Ahead of the Budget, we made a detailed submission to HM Treasury restating our Six-Point Plan for Authors, which called on the Government to: 

  1. Close loopholes in the SEISS, following our series of 2020 Authors in the Health Crisis polls, which found that two thirds of authors had been hit financially by the pandemic with only a third receiving early rounds of SEISS support.
  2. Increase the UK’s £6million Public Lending Right  to match Germany’s £12million fund.
  3. Scrap VAT on audiobooks following the success of the SoA, Axe the Reading Tax and others in securing zero-rating on ebooks from 1 May 2020.
  4. Establish a dedicated Learning Resource Fund for schools to ensure that teachers can secure better learning materials for both in-class and home-school learning.
  5. Improve learning resource funding for Higher Education students in the wake of Universities estimated to lose up to half of their income this year.
  6. Support our Authors’ Contingency Fund, which has distributed well over £1million to authors facing financial hardship in the last 12 months. We hope that some part of the £400 million in announced arts funding could be used for this purpose.

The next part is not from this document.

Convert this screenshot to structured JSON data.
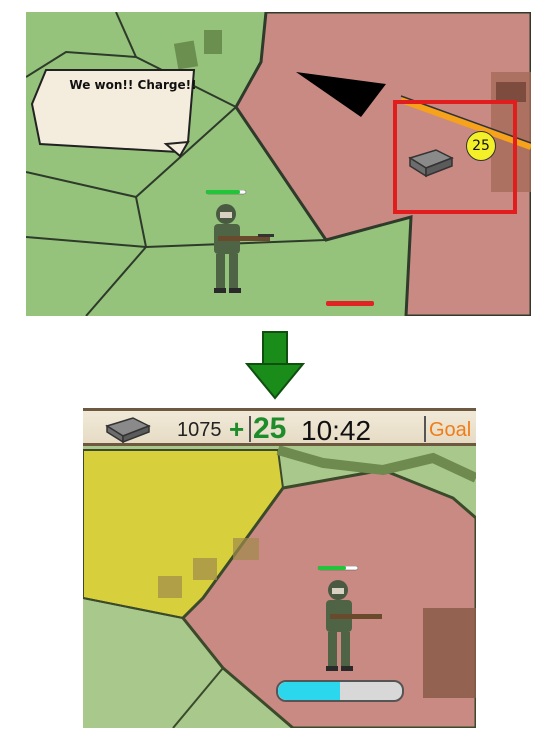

Commenting on the Budget, Chief Executive Nicola Solomon, said: 

‘While we cautiously welcome the Government’s extra funding for the arts, the Chancellor has failed to listen to arguments on closing most loopholes in the SEISS, with only newer freelancers set to receive any meaningful help from the Government after 12 months of uncertainty.

‘Having looked through the Treasury's Red Book, we are hugely disappointed to see nothing on zero-rating of VAT on audiobooks or Public Lending Right funding, and we will continue to press the case ahead of the Autumn Statement later this year.

'In the meantime, we urge all authors to help us continue to build an evidence base to present to Government on the shortcomings of its support measures by completing our latest Authors in the Health Crisis survey.

‘What is clear to us from our research last year is that the SEISS has failed to help anywhere close to the Chancellor’s target of 95% of self-employed workers, with his laudable aim of doing ‘whatever it takes’ to support to them in today’s Budget bearing little or no resemblance to reality.

‘Alongside such critical financial help, we will also continue to press the Government and others to support the Authors’ Contingency Fund to enable us to continue providing financial support to authors in the greatest need. 

‘The Levelling Up case on the UK’s Public Lending Right to reward authors when their books are borrowed from public libraries continues. 

‘The Government must also lead an improvement in educational funding so that teachers, parents and pupils can access more of the excellent materials provided by educational writers – and ensure they can be properly paid for their work – so they can continue to produce world-class learning materials.  

‘I am pleased that the SoA has worked closely with Authors' Licensing and Collecting Society and the Publishers Association in putting these concrete proposals to the Treasury and we will continue to make the case throughout the year as further detail of the Budget emerges, departmental budgets are set and preparations for the Autumn Statement begin.’